Unas señoras muy amables, delante de sus platos de migas, aceitunas, cebolletas y boquerones fritos recuerdan al Quete, el Trabuco, el Parranda, el Trueno y otros muchos que el día de la Fiesta de la Cruz montaron una capea para la que todo el barrio se vistió como en una corrida: mantilla, sombreros cordobeses, niños ataviados de blanco y hasta banda de música, montando tal jaleo que la policía del centro de la ciudad subió al barrio para detenerlos. Menos mal que había un guardia civil, sargento Colomera, que haciendo como que los tomaba presos los encerró en el cuartelillo hasta que se fue la otra policía.

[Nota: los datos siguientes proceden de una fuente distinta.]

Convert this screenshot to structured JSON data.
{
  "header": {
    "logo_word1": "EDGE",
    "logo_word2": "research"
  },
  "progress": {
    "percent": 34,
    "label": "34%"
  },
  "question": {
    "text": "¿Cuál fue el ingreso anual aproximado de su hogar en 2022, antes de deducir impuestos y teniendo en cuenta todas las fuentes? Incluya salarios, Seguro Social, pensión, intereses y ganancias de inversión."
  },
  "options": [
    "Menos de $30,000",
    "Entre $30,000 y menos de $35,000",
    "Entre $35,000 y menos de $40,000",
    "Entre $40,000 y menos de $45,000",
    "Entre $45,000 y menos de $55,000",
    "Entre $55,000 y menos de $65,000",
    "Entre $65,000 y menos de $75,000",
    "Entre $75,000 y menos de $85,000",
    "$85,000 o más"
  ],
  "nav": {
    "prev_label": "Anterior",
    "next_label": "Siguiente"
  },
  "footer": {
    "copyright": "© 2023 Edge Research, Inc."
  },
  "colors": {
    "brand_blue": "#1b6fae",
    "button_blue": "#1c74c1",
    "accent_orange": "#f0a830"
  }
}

'De esto hace más de 40 años', comenta Rosario con nostalgia, que ve cortada la narración por una chica más joven. Ésta, metiendo baza, habla de la fiesta de los viejos: 'No hace muchos años, los niños en un día señalado nos disfrazábamos de viejos y viejas al salir de la escuela. Nuestras madres ponían de comer arroz, huevo duro y una naranja. Con esa gasolina salíamos a por todos los ancianos del barrio para encerrarlos en sus casas'.

Luego ya se puede salir tranquilamente de aquí a no ser que encuentre una riña entre policías municipales con grúa y todo y unos calés que no se dejan llevar el coche. Otro sucedido más en una plazuela dedicada a un hombre de grandes hechos en torno a cuyo nombre han ocurrido y siguen ocurriendo pequeñas cosas cotidianas.